11. SolarWinds AppOptics
AppOptics is a SaaS-based APM and infrastructure tool for hybrid and cloud-native IT environments. AppOptics enables organizations to visualize and troubleshoot application bottlenecks. The platform includes more than 150 out-of-the-box plugins and integrations for monitoring servers, virtual hosts and containers, with support for features such as distributed tracing, live code profiling and exception tracking.
Key features:
- view details about the health and performance of applications and supporting infrastructure;
- monitor infrastructure and application metrics side by side;
- create performance metrics that automate monitoring services and applications;
- receive proactive notifications when infrastructure resources violate defined thresholds;
- visualize the relationships among services and their dependencies; and
- view a summary of exceptions that occur within a service context.
12. Stackify Retrace
Stackify Retrace is an application performance management and observability platform offered as SaaS. The platform aggregates performance, log, error and metric data to provide consolidated monitoring and insights into production and preproduction environments.

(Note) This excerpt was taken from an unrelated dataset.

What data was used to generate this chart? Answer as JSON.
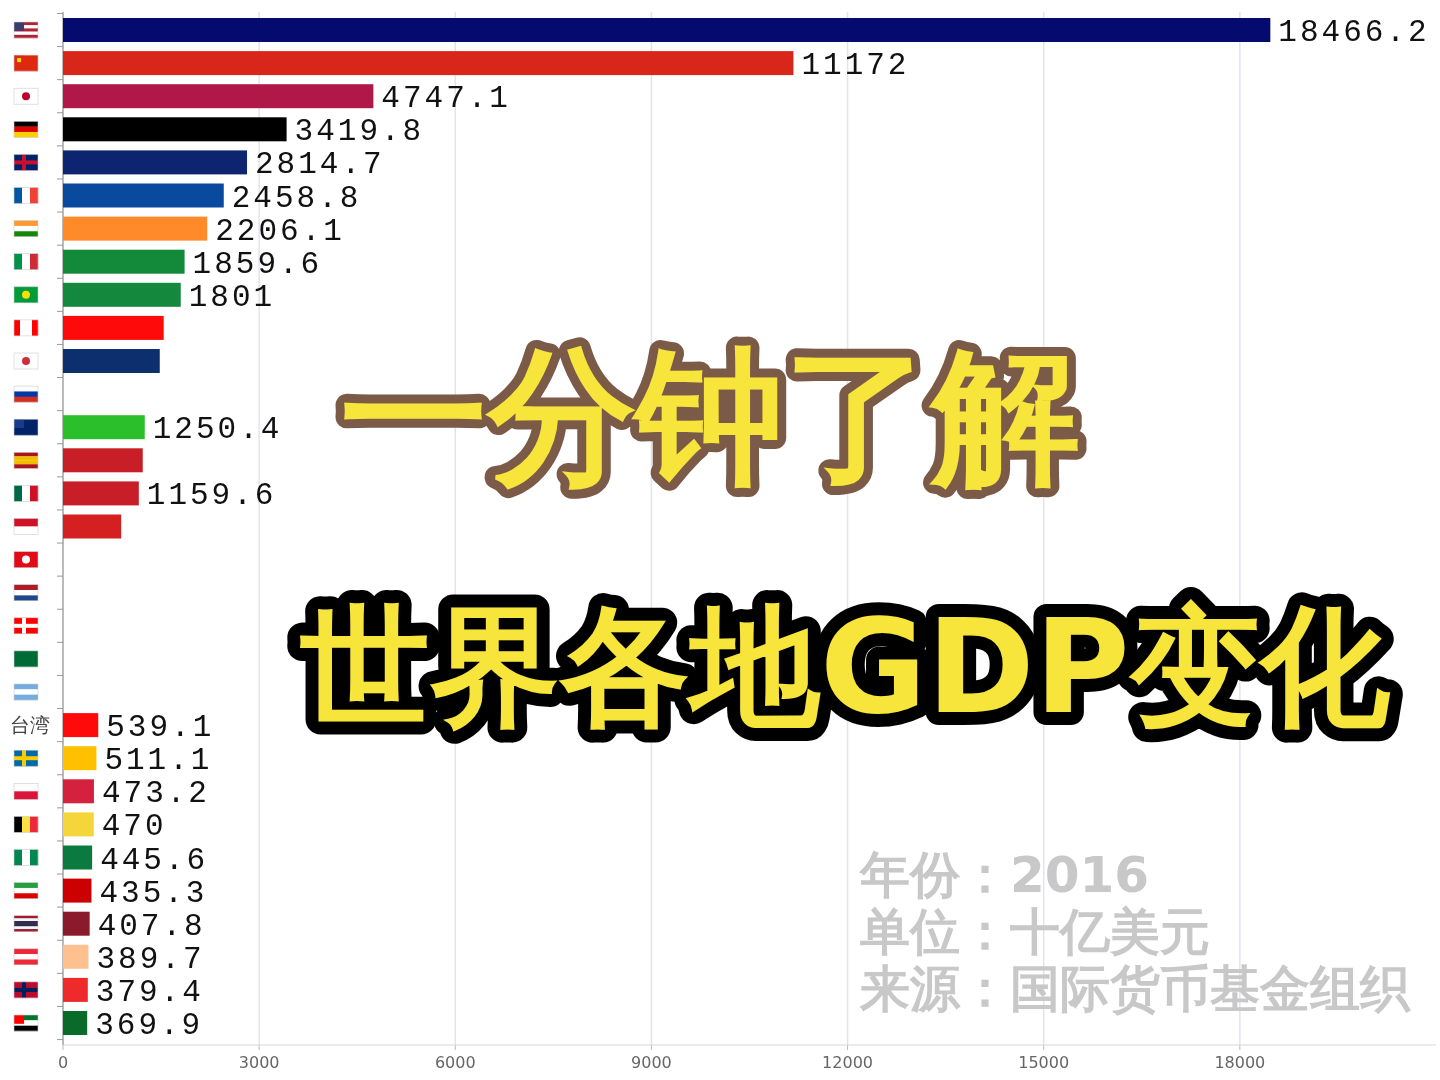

Retrace includes enhanced search and drill-down capabilities into server and application logs, with the ability to create customized log queries.
Key features:
- compare log and exception data side by side for faster issue resolution;
- view details about HTTP calls, code-level traces, hidden exceptions and SQL queries;
- create customized dashboards with automated alerts, notifications and reports;
- merge client and server-side traces to create a comprehensive view of user interactions;
- track deployments and changes to key application code and configuration files; and
- identify poor-performing dependencies, legacy code and hidden exceptions.